You may also like...

12 Responses

  1. slamet says:

    Alhamdulillahirabbil’Alamin saya dapat pencerahan! meskipun saya blm pernah mengikuti pelatihan ESQ Ary Ginanjar tetapi paling tidak ada 3 buku karangan Ary ginanjar yang saya miliki. saya setuju dengan adanya beberapa kelamahan yang ada di ESQ tetapi saya tidak setuju klau itu dikatakan sebagai sebuah kesesatan! karena apa yang anda sampaikan kesesatan-kesesatan tersebut bukanlah hal baru tetapi perbedaan pandangan ulama’pada zaman dahulu,seperti masalah kesufian, Abu mansyur Alhallaj, Syiah, Bid’ah dll. kita boleh tidak setuju dengan pandangan orang lain tetapi kita tidak boleh memaksakan pandangan kita pada orang lain apalagi menghukumi murtad, halal darahnya dsb!sejarah memberi kita pelajaran bagaimana dulu sesama sahabat nabi saling berperang Ali dengan Muawiyah, Ali dengan Siti Aisyah ,terbunuhnya Cucu Nabi Muhammad SAW(Husain),masihkah kita ingin mengulang sejarah kelam umat Islam! dengan saling menyalahkan menganggap diri paling benar,mari kita hargai pandangan orang lain karena perbedaan itu bukan hal baru dan masing2 pny pengikut, dan punya dasar yang kuat,jika kita diskusikan bersama kita akan saling memahami masing2 pandangan. Amin

  2. amas says:

    wah ga sengaja masuk sini, anyway saya sependapat denagn Mas Slamet. Betul itu kita musti bijak dan engga gampang bilang orang sesat. Mari kita hargai pandangan orang lain.

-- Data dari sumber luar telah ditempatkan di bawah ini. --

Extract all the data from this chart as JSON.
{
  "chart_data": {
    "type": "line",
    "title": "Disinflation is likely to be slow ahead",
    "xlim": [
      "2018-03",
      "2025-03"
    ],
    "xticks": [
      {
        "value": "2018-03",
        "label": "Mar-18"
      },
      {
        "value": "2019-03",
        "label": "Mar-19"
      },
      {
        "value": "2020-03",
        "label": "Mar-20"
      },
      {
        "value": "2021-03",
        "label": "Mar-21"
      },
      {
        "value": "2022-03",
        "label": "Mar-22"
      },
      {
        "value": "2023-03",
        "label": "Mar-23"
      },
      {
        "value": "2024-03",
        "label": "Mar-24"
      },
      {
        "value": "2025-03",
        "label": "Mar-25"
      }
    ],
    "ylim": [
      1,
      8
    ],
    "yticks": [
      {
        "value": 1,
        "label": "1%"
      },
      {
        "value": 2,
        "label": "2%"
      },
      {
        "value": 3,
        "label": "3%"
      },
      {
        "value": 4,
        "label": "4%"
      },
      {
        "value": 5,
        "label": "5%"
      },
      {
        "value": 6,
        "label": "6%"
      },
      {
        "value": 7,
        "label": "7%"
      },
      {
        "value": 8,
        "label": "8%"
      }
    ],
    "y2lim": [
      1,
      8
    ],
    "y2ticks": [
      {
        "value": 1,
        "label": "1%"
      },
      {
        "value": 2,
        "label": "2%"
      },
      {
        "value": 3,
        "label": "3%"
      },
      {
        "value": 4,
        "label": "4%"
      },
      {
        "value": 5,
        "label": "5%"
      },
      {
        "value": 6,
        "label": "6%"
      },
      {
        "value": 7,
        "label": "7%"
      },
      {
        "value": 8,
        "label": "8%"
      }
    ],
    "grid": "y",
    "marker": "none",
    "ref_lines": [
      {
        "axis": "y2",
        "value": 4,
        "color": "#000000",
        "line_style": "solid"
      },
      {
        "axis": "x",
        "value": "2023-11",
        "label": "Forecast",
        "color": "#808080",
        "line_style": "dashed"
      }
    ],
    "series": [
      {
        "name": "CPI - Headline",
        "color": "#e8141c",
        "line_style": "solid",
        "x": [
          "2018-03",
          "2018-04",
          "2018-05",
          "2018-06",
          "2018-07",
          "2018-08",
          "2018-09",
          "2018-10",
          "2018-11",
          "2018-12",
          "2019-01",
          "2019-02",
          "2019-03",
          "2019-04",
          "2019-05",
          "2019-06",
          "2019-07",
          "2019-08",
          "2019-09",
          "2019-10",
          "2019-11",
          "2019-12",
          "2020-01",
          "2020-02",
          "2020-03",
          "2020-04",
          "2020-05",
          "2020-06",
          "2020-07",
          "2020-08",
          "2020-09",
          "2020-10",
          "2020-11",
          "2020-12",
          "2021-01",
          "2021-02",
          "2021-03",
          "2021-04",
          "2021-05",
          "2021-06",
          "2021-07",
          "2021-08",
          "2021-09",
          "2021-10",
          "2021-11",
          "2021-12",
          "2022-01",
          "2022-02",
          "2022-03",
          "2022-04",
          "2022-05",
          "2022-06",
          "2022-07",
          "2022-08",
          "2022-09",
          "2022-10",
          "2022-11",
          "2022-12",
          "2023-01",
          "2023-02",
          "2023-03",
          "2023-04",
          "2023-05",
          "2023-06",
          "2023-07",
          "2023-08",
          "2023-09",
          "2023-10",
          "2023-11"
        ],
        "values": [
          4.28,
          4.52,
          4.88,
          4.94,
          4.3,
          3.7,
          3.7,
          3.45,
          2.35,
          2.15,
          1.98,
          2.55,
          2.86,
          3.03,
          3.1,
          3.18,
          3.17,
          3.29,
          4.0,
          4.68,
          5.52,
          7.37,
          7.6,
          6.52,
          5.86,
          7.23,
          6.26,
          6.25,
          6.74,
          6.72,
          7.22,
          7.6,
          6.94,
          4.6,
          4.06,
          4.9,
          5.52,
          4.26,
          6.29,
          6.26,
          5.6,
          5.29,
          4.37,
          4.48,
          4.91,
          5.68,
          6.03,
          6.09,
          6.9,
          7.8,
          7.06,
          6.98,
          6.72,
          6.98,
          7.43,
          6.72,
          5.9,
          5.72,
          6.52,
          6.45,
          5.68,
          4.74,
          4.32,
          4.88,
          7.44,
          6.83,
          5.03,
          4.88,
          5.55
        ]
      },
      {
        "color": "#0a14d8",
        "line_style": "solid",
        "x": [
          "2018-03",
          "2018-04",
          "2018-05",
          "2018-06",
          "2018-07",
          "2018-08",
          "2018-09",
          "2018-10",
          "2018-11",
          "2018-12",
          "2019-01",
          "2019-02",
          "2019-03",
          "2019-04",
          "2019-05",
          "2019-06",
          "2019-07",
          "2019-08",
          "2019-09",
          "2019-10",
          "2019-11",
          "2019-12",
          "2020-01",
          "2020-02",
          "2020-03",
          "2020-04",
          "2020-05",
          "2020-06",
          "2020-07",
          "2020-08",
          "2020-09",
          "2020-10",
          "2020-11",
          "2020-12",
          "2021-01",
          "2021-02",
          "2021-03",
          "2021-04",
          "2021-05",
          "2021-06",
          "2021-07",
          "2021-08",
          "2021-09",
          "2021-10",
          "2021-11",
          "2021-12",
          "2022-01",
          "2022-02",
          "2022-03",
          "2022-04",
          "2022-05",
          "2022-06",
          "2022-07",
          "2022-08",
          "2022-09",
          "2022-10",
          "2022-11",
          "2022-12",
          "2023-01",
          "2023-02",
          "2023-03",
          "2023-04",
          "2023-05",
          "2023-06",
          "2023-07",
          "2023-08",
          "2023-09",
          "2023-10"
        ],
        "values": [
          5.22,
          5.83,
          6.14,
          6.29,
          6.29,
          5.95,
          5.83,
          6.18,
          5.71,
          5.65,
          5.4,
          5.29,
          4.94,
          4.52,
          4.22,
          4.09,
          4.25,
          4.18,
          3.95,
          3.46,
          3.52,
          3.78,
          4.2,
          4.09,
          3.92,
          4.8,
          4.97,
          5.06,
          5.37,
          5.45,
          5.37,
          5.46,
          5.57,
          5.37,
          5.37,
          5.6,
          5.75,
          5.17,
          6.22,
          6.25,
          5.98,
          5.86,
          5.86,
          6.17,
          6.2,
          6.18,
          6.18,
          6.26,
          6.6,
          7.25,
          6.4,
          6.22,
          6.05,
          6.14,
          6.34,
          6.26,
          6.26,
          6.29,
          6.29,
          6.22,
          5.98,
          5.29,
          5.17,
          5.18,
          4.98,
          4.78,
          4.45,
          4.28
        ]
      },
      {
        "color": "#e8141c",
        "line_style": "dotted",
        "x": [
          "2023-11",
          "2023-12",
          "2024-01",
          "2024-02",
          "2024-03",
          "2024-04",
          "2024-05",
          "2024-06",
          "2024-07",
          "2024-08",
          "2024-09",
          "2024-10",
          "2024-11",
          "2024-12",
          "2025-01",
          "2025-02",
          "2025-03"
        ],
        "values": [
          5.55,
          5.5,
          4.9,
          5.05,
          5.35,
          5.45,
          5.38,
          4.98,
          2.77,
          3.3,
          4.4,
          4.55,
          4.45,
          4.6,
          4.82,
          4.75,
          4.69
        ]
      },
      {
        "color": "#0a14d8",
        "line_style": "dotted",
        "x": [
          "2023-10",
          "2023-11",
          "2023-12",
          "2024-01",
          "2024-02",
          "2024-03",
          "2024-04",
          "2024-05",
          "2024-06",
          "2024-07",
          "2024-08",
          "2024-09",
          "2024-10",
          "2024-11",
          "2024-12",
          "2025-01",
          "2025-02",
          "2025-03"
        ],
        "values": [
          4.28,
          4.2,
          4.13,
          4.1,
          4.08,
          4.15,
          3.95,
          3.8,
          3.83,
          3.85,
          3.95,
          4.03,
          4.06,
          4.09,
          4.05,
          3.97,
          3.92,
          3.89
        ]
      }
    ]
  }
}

Oyah saya bukan peserta ESQ , cuma tahu aja dan kebetulan ada beberapa orang yang saya tahu pernah ikut pelatihan ESQ. Salam

  3. Assalamu Alikum Warahmatullahi wabarakatuh, Intinya Hanya Allah Yang Benar,sALING me Maafkan kalau ada kata yang hilap, Sebagai Manusia BIASA me Motivasi boleh saja WssalAM

  4. iwang says:

    Bismillah..
    saya kebetulan telah mengikuti training ini,banyak nilai positive yang dapa diambil dari training,tetapi banyak hadits dan Qur’an yang “dicocok2an” dan “dipaksakan” untuk tujuan “kesesuaian” terhadap nilai2 yang dianut oleh ESQ. mungkin saran untuk ESQ (bila membacanya),cobalah untuk mereview kembali dalam pemilihan hadits dan Qur’an,tidak sekedar mencari yang “cocok” tetapi telusurilah lebih dalam untuk mencari yang BENAR

  5. Lamy says:

    Assalmualakum.. saya belum pernah mengikuti Esq Ary Ginanjar bahkan saya tidak pernah mengenal orangnya. adapun perbedaan pandangan anda dengan ary G adalah ary G berbicara secara hakikat sedangkan anda bebicara secar syariat ini tidak akan nyambung sampai kapan pun. awaludin makrifatullah = awal beragama mengenal Allah, man arofa nafahu faqod arofa rabbhu = siapa yang mengenal dirinya maka akan mengenal Tuhan nya. disurat 2 ayat 186 dikatakan bahwa Allah Dekat, di surat 50 ayat 16 dikatakan Allah lebih dekat dari urat leher kamu, di surat 34 ayat 50 diakatakan Allah Maha dekat. di surat 53 ayat 43 Alah yg membuat kamu tertawa dan menangis, di surat 8 ayat 11 Alah yang membuat kamu mengantuk dan banyak lagi yaitu 8.17, 26.80, 58.7, 6.60, 10.31, 57.3&4. Mengapa kita tidak mengakui Allah lah yang menggerakan, memperlihatkan dan memperdengarkan kita semua sehingga kita mengakui betul bahwa tiada daya dan upaya manusia sedikit pun kecuali Allah yang berkehendak. jika kita mengatakan bahwa di alam semesta beserta isinya masih ada selainnya DIA berarti kita telah menyekutukannya surat 41.54. itulah makna manunggaling kawula gusti atau “Dekat tidak bersentuhan jauh tidak berjarak”. Hati-hati untuk mengatakan orang sesat!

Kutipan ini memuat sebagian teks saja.